The conflict was never meant to be solved this time around and Kerry’s crusade was a ruse for an elaborate trap. The administration failed on purpose because Israel has upheld their end of the bargain and sufficiently backed off on Iran. It was no coincidence that when Israel-Palestinian talks were on the brink of collapse earlier this month, there simultaneously sprouted up encouraging news on the Iran front. At the end of his visit to Israel, Bloomberg reported General Martin Dempsey as saying that “Israel’s view of how soon Iran will gain a nuclear-weapon capability has become much closer to that of officials in Washington.” The news kept getting better when it was announced that Iran and the P5+1 were to start drafting the final deal in May and that concerns about the Arak plant were settled. In return for not raising hell over these developments, the U.S. is rewarding Israel by laying off I-P and will scuttle these talks in such a way that no side faces blame and some slight progress is made for a future, serious international effort.
A comprehensive nuclear accord with Iran is in the bag. The hawks are well aware that they will go down in defeat and have begun looking beyond the final deal. James Jeffrey and David Pollock of WINEP wrote about ways to handle Iran post-agreement. Former General David Petraeus envisions a “day after” scenario where the U.S. clamps down in the Middle East to counter a re-charged Iran. This forward thinking is why those who are worried about Congress not lifting the nuclear-related sanctions shouldn’t be. This battle has already been won. But what swayed the legislators? I think the administration convinced anti-deal hawks behind-the-scenes that becoming friendly rivals with Iran is best for the faltering American empire. Further, the U.S.’s global influence is on the wane and if jittery hawks wish to shore up Washington as the world’s leader they would do well to ensure our diplomatic reputation doesn’t take a nosedive because an intransigent Congress torpedoes a deal that everyone else wants.
The administration has won on Iran and consequently has left I-P adrift in the wind. What should be done if the Israelis and Palestinians fail to walk through Obama’s door? The New York Times Editorial board thinks the U.S. should wash its hands of I-P, writing “It is time for the administration to lay down the principles it believes must undergird a two-state solution” and move on. This is the requiem for the U.S. led peace process but its passing will go unlamented by the world as the U.S.’s monopolization of the process is what has lead to decades of deadlock. Indeed, doing nothing might be for the best since a neutral US would not interfere with the avalanche of international pressure on Israel to choose between two states or one.

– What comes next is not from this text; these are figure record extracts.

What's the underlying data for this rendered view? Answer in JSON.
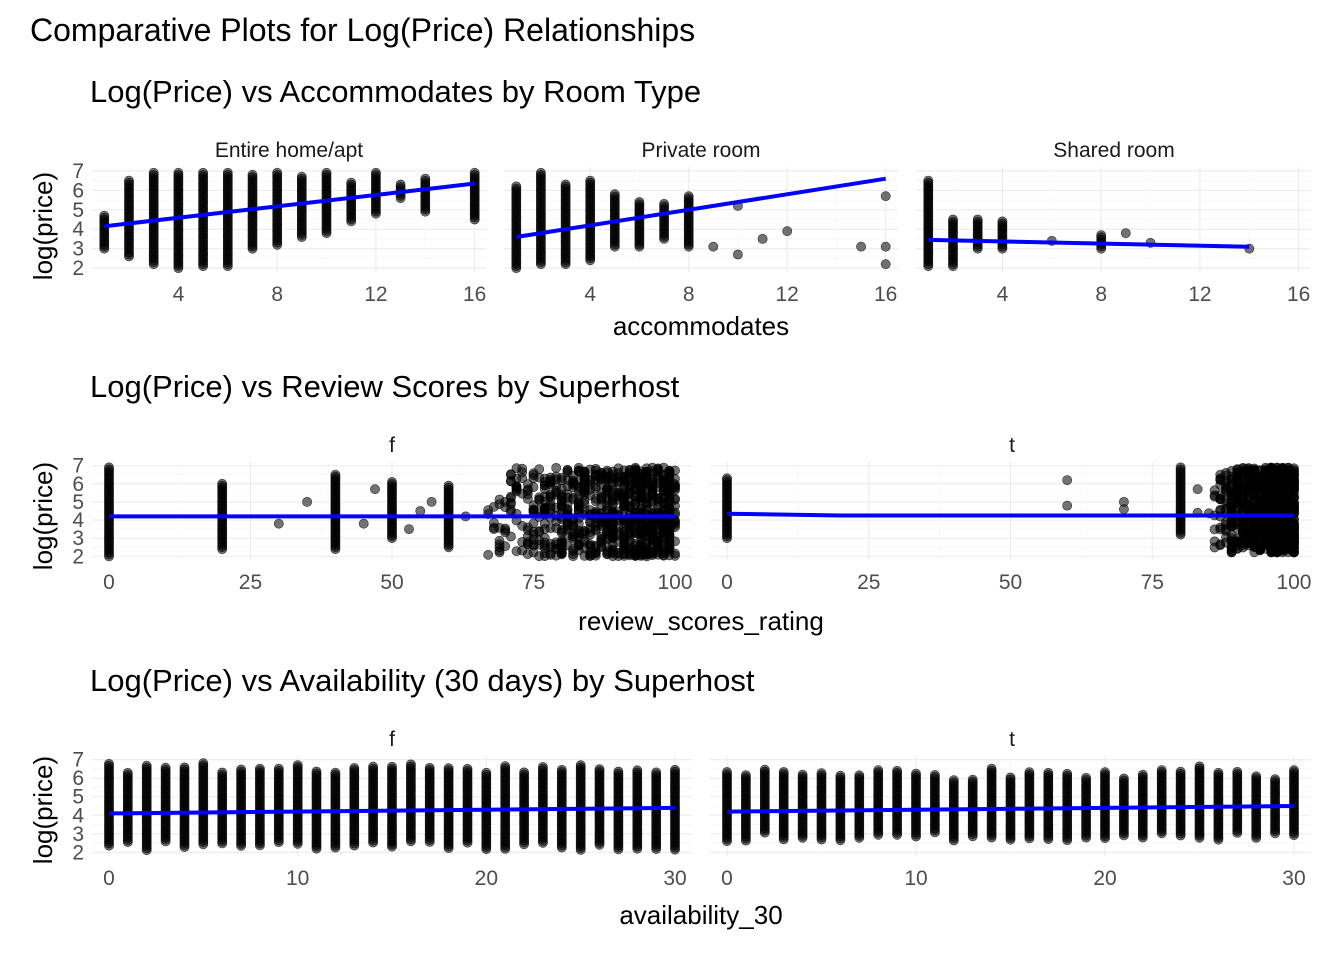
{
  "main_title": "Comparative Plots for Log(Price) Relationships",
  "colors": {
    "points": "#000000",
    "fit_line": "#0000ff",
    "grid": "#ebebeb"
  },
  "chart_data": [
    {
      "type": "scatter",
      "title": "Log(Price) vs Accommodates by Room Type",
      "xlabel": "accommodates",
      "ylabel": "log(price)",
      "xlim": [
        0.5,
        16.5
      ],
      "ylim": [
        1.8,
        7.2
      ],
      "x_ticks": [
        4,
        8,
        12,
        16
      ],
      "y_ticks": [
        2,
        3,
        4,
        5,
        6,
        7
      ],
      "grid": true,
      "facets": [
        {
          "label": "Entire home/apt",
          "fit": [
            [
              1,
              4.15
            ],
            [
              16,
              6.35
            ]
          ],
          "columns": [
            {
              "x": 1,
              "y": [
                3.0,
                4.7
              ]
            },
            {
              "x": 2,
              "y": [
                2.6,
                6.5
              ]
            },
            {
              "x": 3,
              "y": [
                2.2,
                6.9
              ]
            },
            {
              "x": 4,
              "y": [
                2.0,
                6.9
              ]
            },
            {
              "x": 5,
              "y": [
                2.1,
                6.9
              ]
            },
            {
              "x": 6,
              "y": [
                2.1,
                6.9
              ]
            },
            {
              "x": 7,
              "y": [
                3.0,
                6.8
              ]
            },
            {
              "x": 8,
              "y": [
                3.2,
                6.9
              ]
            },
            {
              "x": 9,
              "y": [
                3.6,
                6.7
              ]
            },
            {
              "x": 10,
              "y": [
                3.8,
                6.9
              ]
            },
            {
              "x": 11,
              "y": [
                4.4,
                6.4
              ]
            },
            {
              "x": 12,
              "y": [
                4.8,
                6.9
              ]
            },
            {
              "x": 13,
              "y": [
                5.6,
                6.3
              ]
            },
            {
              "x": 14,
              "y": [
                4.9,
                6.6
              ]
            },
            {
              "x": 16,
              "y": [
                4.5,
                6.9
              ]
            }
          ]
        },
        {
          "label": "Private room",
          "fit": [
            [
              1,
              3.6
            ],
            [
              16,
              6.6
            ]
          ],
          "columns": [
            {
              "x": 1,
              "y": [
                2.0,
                6.2
              ]
            },
            {
              "x": 2,
              "y": [
                2.2,
                6.9
              ]
            },
            {
              "x": 3,
              "y": [
                2.2,
                6.3
              ]
            },
            {
              "x": 4,
              "y": [
                2.4,
                6.5
              ]
            },
            {
              "x": 5,
              "y": [
                3.1,
                5.8
              ]
            },
            {
              "x": 6,
              "y": [
                3.1,
                5.4
              ]
            },
            {
              "x": 7,
              "y": [
                3.5,
                5.3
              ]
            },
            {
              "x": 8,
              "y": [
                3.1,
                5.7
              ]
            }
          ],
          "outliers": [
            [
              9,
              3.1
            ],
            [
              10,
              5.2
            ],
            [
              10,
              2.7
            ],
            [
              11,
              3.5
            ],
            [
              12,
              3.9
            ],
            [
              15,
              3.1
            ],
            [
              16,
              2.2
            ],
            [
              16,
              3.1
            ],
            [
              16,
              5.7
            ]
          ]
        },
        {
          "label": "Shared room",
          "fit": [
            [
              1,
              3.45
            ],
            [
              14,
              3.1
            ]
          ],
          "columns": [
            {
              "x": 1,
              "y": [
                2.1,
                6.5
              ]
            },
            {
              "x": 2,
              "y": [
                2.1,
                4.5
              ]
            },
            {
              "x": 3,
              "y": [
                3.0,
                4.5
              ]
            },
            {
              "x": 4,
              "y": [
                3.0,
                4.4
              ]
            },
            {
              "x": 8,
              "y": [
                3.0,
                3.7
              ]
            }
          ],
          "outliers": [
            [
              6,
              3.4
            ],
            [
              9,
              3.8
            ],
            [
              10,
              3.3
            ],
            [
              14,
              3.0
            ]
          ]
        }
      ]
    },
    {
      "type": "scatter",
      "title": "Log(Price) vs Review Scores by Superhost",
      "xlabel": "review_scores_rating",
      "ylabel": "log(price)",
      "xlim": [
        -3,
        103
      ],
      "ylim": [
        1.8,
        7.2
      ],
      "x_ticks": [
        0,
        25,
        50,
        75,
        100
      ],
      "y_ticks": [
        2,
        3,
        4,
        5,
        6,
        7
      ],
      "grid": true,
      "facets": [
        {
          "label": "f",
          "fit": [
            [
              0,
              4.2
            ],
            [
              100,
              4.2
            ]
          ],
          "columns": [
            {
              "x": 0,
              "y": [
                2.0,
                6.9
              ]
            },
            {
              "x": 20,
              "y": [
                2.4,
                6.0
              ]
            },
            {
              "x": 40,
              "y": [
                2.4,
                6.5
              ]
            },
            {
              "x": 50,
              "y": [
                3.0,
                6.1
              ]
            },
            {
              "x": 60,
              "y": [
                2.5,
                5.9
              ]
            }
          ],
          "dense": {
            "x_range": [
              65,
              100
            ],
            "y_range": [
              2.0,
              6.9
            ]
          },
          "outliers": [
            [
              30,
              3.8
            ],
            [
              35,
              5.0
            ],
            [
              45,
              3.8
            ],
            [
              47,
              5.7
            ],
            [
              53,
              3.5
            ],
            [
              55,
              4.5
            ],
            [
              57,
              5.0
            ],
            [
              63,
              4.2
            ]
          ]
        },
        {
          "label": "t",
          "fit": [
            [
              0,
              4.35
            ],
            [
              20,
              4.25
            ],
            [
              100,
              4.25
            ]
          ],
          "columns": [
            {
              "x": 0,
              "y": [
                3.0,
                6.3
              ]
            },
            {
              "x": 80,
              "y": [
                3.2,
                6.9
              ]
            }
          ],
          "dense": {
            "x_range": [
              85,
              100
            ],
            "y_range": [
              2.2,
              6.9
            ]
          },
          "outliers": [
            [
              60,
              4.8
            ],
            [
              60,
              6.2
            ],
            [
              70,
              4.6
            ],
            [
              70,
              5.0
            ],
            [
              83,
              4.4
            ],
            [
              83,
              5.7
            ]
          ]
        }
      ]
    },
    {
      "type": "scatter",
      "title": "Log(Price) vs Availability (30 days) by Superhost",
      "xlabel": "availability_30",
      "ylabel": "log(price)",
      "xlim": [
        -0.9,
        30.9
      ],
      "ylim": [
        1.8,
        7.2
      ],
      "x_ticks": [
        0,
        10,
        20,
        30
      ],
      "y_ticks": [
        2,
        3,
        4,
        5,
        6,
        7
      ],
      "grid": true,
      "facets": [
        {
          "label": "f",
          "fit": [
            [
              0,
              4.1
            ],
            [
              30,
              4.4
            ]
          ],
          "x_range": [
            0,
            30
          ],
          "y_low": 2.1,
          "y_high": 6.8
        },
        {
          "label": "t",
          "fit": [
            [
              0,
              4.2
            ],
            [
              30,
              4.5
            ]
          ],
          "x_range": [
            0,
            30
          ],
          "y_low": 2.6,
          "y_high": 6.5
        }
      ]
    }
  ]
}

And don’t think Washington will be able to come to the rescue even if it doesn’t become neutral. Should the two state solution be seen to have irremediably collapsed there would be much support for a democratic one state solution amongst the US public. President Harry Truman once wrote to Bartley Crum that a bi-national state “was the correct solution, and, I think, eventually we are going to get it worked out just that way.” Well, it has taken nearly seventy years but I daresay Truman will be proven right.